Je ricanai intérieurement. Dans une soirée étudiante ? Avec la fumée de cigarette, l’alcool à proximité… Comment pouvais-je faire ce genre de promesse ?

Je me jurai de faire le nécessaire. Je protégerais le livre. Et ainsi, monsieur Devaux ne regretterait pas de m’avoir accordé sa confiance.

Encore fallait-il qu’il accepte.

Je rangeai les ouvrages et les lettres dans la boîte en noyer, excepté le grimoire et sa coupelle ; autant ne pas exposer ce qui ne me serait pas utile. Puis je remis le coffret dans l’emplacement au mur, que je scellai.

Serrant ma trouvaille contre mon cœur, je retournai dans la médiathèque. Monsieur Devaux devait guetter mon retour, car il vint immédiatement à ma rencontre. Voyant ce que je tenais entre les mains, il blêmit. Pourtant, il accepta sans difficulté que j’emporte ce trésor avec moi. Je lui promis de rendre l’imposant ouvrage la semaine suivante. Je serais extrêmement vigilant lors de sa manipulation, et en dédommagement lui proposais quelques heures de classement bénévole.

Le bibliothécaire, qui semblait avoir vieilli de dix ans, hocha la tête, d’un air hébété. J’emportai rapidement ma trouvaille chez moi, minutieusement emballée dans un tissu propre et calée dans mon sac à dos, avant qu’il ne change d’avis.

Cela faisait quelques jours qu’il trônait fièrement dans mon appartement. J’en avais pris le plus grand soin, évidemment. Plus les jours passaient, plus j’étais attiré et fasciné par ce grimoire. J’avais jeté un coup d’œil sur chacune de ses pages, sans comprendre son contenu, toutefois.

En le parcourant entièrement, j’étais tombé sur un petit bout de papier niché entre deux feuilles. Pensant d’abord à un marque-page, j’avais très vite deviné qu’il s’agissait de la fin de la lettre déchirée que j’avais trouvée dans le coffre. Je lus les quelques lignes qui finissaient la missive. L’auteur incitait fortement la comtesse Wachtmeister à prendre connaissance de l’ouvrage que j’avais entre les mains avant leur entretien. Tout en bas, les initiales « H.P.B. » signaient la lettre.

Si je voulais parfaire ma présentation du manuscrit auprès de mes amis, je devais en apprendre un peu plus. Aussi, je tentai d’effectuer quelques recherches. Internet me sembla le moyen le plus adapté. Malheureusement, mon enquête resta infructueuse. Le grimoire n’était pas signé et ne comportait pas de nom d’auteur, ce qui s’avérait assez curieux. Je ne réussis pas non plus à le dater exactement, même s’il paraissait très ancien.

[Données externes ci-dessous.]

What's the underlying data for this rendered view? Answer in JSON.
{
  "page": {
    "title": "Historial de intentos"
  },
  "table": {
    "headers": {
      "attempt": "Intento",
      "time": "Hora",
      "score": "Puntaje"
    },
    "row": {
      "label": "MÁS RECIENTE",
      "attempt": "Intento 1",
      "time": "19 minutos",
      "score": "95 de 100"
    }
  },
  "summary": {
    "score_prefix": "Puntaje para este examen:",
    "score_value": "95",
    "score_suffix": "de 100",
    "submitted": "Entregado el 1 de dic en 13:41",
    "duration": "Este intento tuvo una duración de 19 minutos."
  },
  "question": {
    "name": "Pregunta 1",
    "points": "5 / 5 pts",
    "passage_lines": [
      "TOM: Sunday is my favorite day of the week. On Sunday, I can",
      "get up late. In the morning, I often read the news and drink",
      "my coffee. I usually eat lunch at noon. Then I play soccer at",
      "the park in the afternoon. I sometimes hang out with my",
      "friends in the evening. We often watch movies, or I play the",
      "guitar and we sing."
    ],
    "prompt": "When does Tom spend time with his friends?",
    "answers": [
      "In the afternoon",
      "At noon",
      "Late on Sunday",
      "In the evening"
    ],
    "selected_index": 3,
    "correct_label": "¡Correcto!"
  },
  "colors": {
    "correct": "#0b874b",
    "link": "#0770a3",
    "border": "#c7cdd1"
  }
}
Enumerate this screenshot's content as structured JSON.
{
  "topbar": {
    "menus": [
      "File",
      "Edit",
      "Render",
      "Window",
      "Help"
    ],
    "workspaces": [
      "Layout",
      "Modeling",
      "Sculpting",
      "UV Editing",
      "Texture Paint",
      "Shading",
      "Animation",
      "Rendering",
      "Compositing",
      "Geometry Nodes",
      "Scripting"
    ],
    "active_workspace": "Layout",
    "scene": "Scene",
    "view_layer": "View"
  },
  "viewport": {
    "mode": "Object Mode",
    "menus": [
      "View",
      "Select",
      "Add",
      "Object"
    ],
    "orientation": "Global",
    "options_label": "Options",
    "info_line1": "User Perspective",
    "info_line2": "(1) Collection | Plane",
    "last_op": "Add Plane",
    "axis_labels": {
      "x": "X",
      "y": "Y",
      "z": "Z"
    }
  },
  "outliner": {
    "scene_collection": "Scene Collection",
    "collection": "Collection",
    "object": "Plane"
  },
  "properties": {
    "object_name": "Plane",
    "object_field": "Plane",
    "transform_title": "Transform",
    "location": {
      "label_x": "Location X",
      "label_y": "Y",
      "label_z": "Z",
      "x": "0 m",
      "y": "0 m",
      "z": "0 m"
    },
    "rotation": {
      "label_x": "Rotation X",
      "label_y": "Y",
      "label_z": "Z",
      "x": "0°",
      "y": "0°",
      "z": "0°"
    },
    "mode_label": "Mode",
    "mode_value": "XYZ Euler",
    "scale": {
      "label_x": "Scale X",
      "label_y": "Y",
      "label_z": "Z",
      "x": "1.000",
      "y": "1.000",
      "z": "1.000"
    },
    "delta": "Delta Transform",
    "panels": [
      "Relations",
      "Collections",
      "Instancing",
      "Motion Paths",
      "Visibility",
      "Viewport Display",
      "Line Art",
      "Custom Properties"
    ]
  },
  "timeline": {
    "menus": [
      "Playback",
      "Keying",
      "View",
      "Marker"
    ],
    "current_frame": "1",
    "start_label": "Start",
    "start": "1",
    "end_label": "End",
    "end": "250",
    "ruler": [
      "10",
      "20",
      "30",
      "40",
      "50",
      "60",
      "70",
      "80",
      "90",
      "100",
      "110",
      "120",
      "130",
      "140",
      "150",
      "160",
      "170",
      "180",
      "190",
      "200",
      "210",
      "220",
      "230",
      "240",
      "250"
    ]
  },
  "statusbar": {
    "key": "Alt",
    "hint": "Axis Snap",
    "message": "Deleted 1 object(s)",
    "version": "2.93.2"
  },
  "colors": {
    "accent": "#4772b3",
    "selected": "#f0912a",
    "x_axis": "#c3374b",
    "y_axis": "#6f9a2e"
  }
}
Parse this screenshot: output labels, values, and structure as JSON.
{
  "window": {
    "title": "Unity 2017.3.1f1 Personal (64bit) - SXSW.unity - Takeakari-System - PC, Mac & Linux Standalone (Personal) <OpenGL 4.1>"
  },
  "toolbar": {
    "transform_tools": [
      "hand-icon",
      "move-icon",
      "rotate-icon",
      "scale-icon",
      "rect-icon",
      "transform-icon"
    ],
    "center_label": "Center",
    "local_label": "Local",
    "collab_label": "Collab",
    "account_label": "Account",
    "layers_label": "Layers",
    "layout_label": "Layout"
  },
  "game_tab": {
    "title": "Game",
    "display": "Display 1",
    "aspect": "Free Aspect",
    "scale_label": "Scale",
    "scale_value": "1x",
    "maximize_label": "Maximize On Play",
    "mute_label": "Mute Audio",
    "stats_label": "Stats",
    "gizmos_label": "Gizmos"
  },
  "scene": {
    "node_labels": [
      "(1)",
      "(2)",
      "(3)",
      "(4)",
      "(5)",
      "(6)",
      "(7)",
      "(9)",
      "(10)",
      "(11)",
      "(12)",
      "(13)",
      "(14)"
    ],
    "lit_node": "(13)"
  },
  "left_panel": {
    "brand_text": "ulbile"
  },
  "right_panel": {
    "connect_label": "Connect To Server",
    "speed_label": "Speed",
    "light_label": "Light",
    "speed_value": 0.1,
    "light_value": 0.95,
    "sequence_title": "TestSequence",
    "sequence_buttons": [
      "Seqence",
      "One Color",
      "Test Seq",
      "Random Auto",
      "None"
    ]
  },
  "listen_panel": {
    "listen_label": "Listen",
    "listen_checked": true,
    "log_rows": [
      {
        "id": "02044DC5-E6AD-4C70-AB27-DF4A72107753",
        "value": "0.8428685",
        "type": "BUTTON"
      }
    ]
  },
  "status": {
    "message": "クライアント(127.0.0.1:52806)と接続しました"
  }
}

Je tentai alors de rassembler des renseignements sur les autres éléments que j’avais dénichés dans la boîte, espérant découvrir de nouveaux indices sur l’ouvrage. Je ne trouvai aucune explication sur la manière dont celui-ci, contenant des textes appartenant aux propriétaires du palais Tiranti, avait atterri dans ma modeste médiathèque en plein cœur de l’Auvergne.

En fouillant sur divers sites, j’appris que la duchesse de Pomar était une spirite et occultiste née à Londres en 1830 et morte à Paris le 2 novembre 1895. Cette duchesse possédait à Nice le palais Tiranti, qui était devenu à l’époque le lieu de rendez-vous des occultistes et des spirites. Les correspondants de la lettre déchirée, eux, devaient avoir fait un tour dans ce palais à un moment ou à un autre. Ils s’y étaient certainement croisés : toutes les dates coïncidaient.

La comtesse Wachtmeister, quant à elle, née Constance Georgina Louise de Bourbel Montpinçon en 1838 à Florence, en Italie, morte en 1910 à Londres, était connue pour être un membre particulièrement actif de la Société théosophique ; en outre, elle avait notoirement pris part à des expériences ésotériques.

Enfin, sous les initiales « H.P.B. », je retrouvai une certaine Helena Blavatsky, née en 1831 en Ukraine et morte en 1891 à Londres. Cette Helena était une très mystérieuse femme qui possédait apparemment des dons de médium, avait provoqué des phénomènes inexplicables et avait fondé ladite Société théosophique. D’après ce que je pus lire sur elle, je pouvais en effet facilement l’imaginer utiliser ce livre pour mener des cérémonies, lancer des sorts et invoquer des démons. Les jours qui suivirent ma découverte furent peuplés de mauvais rêves.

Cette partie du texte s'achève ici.